Xiaoxun-Gong / DeepH-E3

MIT License
60 stars 16 forks source link

Inquiry regarding the creation of overlap.h5 when using deeph_e3. #2

Closed choi-geunseok closed 1 year ago

choi-geunseok commented 1 year ago

I have experience using deeph and creating an overlap matrix. For testing purposes, I would like to obtain the Hamiltonian using deeph e3, with only the positions and types of atoms.

However, in the case of the deeph code, it preprocesses the overlap_0 generated from the Overlap-only-OpenMX to create overlap.h5. But the deeph_e3 code does not support this part. I would like to inquire about what I should do.

Xiaoxun-Gong commented 1 year ago

Hi, for your purpose, DeepH-pack has the functionality to combine all the overlaps_xx.h5 to a single overlaps.h5 file using the command deeph-inference. In the config inference.ini, you should set task=[1] and interface=openmx. OLP_dir should be the output folder of Overlap-only-OpenMX containing openmx.out and output/overlaps_xx.h5. After running the command, you will find all the necessary files under work_dir.

choi-geunseok commented 1 year ago

Thank you for your response. I have an additional question regarding the computation of the band structure. The deeph code took about 30 seconds to calculate the band structure at the inference stage, while the deeph e3 code took about 10 minutes. The method I used involved using sparse_calc.jl through deeph/inference_tools/deeph_band.sh, and I set num_tasks=3. Additionally, increasing the num_task doesn't seem to improve the speed significantly. I would like to inquire about how to resolve this.

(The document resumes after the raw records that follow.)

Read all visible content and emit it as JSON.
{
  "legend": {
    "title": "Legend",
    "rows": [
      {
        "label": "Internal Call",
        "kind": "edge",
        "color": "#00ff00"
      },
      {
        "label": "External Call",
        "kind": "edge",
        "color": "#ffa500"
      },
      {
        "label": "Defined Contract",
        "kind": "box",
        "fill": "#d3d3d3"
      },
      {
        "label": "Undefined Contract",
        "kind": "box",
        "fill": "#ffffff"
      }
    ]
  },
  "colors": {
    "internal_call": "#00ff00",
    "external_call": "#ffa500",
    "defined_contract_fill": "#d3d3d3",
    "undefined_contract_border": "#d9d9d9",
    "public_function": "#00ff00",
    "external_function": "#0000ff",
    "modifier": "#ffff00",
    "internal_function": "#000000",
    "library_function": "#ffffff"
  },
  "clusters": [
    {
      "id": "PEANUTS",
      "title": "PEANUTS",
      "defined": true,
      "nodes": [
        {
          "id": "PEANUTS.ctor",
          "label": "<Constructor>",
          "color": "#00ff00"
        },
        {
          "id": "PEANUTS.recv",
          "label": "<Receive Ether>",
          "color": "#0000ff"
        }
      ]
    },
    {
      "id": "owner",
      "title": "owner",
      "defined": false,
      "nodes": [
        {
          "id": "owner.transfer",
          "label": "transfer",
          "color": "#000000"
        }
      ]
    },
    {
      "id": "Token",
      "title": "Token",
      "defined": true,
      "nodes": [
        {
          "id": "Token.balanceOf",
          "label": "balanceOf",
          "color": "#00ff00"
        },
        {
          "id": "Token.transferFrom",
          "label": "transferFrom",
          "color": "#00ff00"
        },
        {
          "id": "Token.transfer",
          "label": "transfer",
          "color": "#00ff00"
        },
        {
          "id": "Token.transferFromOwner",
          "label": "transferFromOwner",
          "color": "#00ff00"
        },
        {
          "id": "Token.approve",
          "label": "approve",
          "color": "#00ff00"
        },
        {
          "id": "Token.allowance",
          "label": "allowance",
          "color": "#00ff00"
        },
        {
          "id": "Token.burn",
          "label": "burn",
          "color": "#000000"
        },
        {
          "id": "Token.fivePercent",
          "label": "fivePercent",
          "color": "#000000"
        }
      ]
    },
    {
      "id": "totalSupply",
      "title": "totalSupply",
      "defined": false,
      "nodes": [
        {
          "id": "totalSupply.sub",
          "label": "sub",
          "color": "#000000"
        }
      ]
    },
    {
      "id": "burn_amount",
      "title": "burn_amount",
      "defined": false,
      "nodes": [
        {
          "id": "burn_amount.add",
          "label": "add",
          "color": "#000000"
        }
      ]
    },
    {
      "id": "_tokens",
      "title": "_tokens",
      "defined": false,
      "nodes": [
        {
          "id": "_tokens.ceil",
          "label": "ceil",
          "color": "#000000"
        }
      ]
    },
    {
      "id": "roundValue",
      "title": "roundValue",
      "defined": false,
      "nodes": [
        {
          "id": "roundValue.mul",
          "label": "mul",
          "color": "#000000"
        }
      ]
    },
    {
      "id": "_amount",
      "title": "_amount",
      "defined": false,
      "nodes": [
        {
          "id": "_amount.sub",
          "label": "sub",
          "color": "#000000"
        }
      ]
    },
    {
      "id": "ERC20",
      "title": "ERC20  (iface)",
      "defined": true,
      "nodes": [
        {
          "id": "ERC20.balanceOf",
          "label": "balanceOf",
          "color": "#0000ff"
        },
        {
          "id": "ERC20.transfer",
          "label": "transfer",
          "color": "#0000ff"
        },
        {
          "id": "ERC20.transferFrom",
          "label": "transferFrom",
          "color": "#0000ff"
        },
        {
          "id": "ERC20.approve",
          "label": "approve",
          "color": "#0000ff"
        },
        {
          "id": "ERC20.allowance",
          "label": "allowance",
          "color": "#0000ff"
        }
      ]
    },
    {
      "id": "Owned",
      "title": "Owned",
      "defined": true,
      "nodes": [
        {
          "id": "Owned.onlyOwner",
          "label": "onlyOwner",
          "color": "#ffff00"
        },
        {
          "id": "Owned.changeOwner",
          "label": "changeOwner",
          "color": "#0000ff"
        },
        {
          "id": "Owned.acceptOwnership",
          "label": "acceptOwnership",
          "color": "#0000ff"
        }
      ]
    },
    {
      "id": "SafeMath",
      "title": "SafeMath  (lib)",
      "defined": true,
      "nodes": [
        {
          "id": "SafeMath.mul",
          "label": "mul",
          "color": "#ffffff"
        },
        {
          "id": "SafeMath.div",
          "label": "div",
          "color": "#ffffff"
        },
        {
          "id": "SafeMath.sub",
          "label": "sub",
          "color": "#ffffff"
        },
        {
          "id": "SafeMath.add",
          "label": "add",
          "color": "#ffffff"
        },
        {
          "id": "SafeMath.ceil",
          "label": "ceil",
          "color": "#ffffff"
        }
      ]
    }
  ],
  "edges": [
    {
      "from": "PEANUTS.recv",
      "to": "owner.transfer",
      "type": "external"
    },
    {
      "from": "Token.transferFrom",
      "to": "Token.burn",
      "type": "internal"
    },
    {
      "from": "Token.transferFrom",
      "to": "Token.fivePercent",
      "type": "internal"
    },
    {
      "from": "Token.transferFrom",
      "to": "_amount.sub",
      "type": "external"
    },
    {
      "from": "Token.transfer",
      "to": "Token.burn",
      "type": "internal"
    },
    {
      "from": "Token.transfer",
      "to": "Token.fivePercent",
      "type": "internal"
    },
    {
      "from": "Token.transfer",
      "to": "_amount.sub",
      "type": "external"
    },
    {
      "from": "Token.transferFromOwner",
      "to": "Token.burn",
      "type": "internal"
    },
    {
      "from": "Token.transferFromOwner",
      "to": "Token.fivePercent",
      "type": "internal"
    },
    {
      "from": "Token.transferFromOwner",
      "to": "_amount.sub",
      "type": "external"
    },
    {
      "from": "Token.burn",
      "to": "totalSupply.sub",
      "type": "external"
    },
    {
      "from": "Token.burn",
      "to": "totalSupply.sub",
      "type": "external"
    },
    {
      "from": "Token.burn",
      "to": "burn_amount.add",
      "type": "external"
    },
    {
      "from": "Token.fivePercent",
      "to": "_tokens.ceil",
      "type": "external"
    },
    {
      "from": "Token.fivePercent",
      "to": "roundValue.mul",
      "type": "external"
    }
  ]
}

Xiaoxun-Gong commented 1 year ago

The script sparse_calc.jl in the DeepH-E3 repository is obsolete because it's slow, and the sparse_calc.jl script in the DeepH-pack repository is the one that's most up to date. You can use the command deeph-inference in DeepH-pack with task=[5] in inference.ini to calculate the band structure from DeepH-E3 output because DeepH and DeepH-E3 use completely the same data format.

choi-geunseok commented 1 year ago

Thank you for your response. It seems to be working well for now.

JTaozhang commented 1 year ago

Hi, there,

I tried to use deeph-inferene in deepH-pack with task=[5] to predict band, but I meet an error "[ Info: read h5 [ Info: construct sparse matrix in the format of COO ERROR: LoadError: AssertionError: (site_norbits[atom_i], site_norbits[atom_j]) == size(hamiltonian_pred)". how to solve it? I have gotted the hamiltonians_pred.h5 through DeepH-E3. By the way, what is the meaning of band_i and band_f in the deep_band.sh, if I use sparse calculation, what I want is the band structure near the fermi-level, and to ensure the band structure includes the fermi-level, it is hard to define which band as an initial and which band as a final.

Xiaoxun-Gong commented 1 year ago

Hi,

Regarding the error occurred when diagonalizing the Hamiltonian, it might be caused by incorrect structure information. Please go to the folder containing hamiltonians_pred.h5, lat.dat and so on and check:

  1. Is "spinful" correct in info.json?
  2. Does orbital_types.dat match those of the structures in the training set?
  3. If these are correct, please check other files in the folder and make sure all the structure information is correct.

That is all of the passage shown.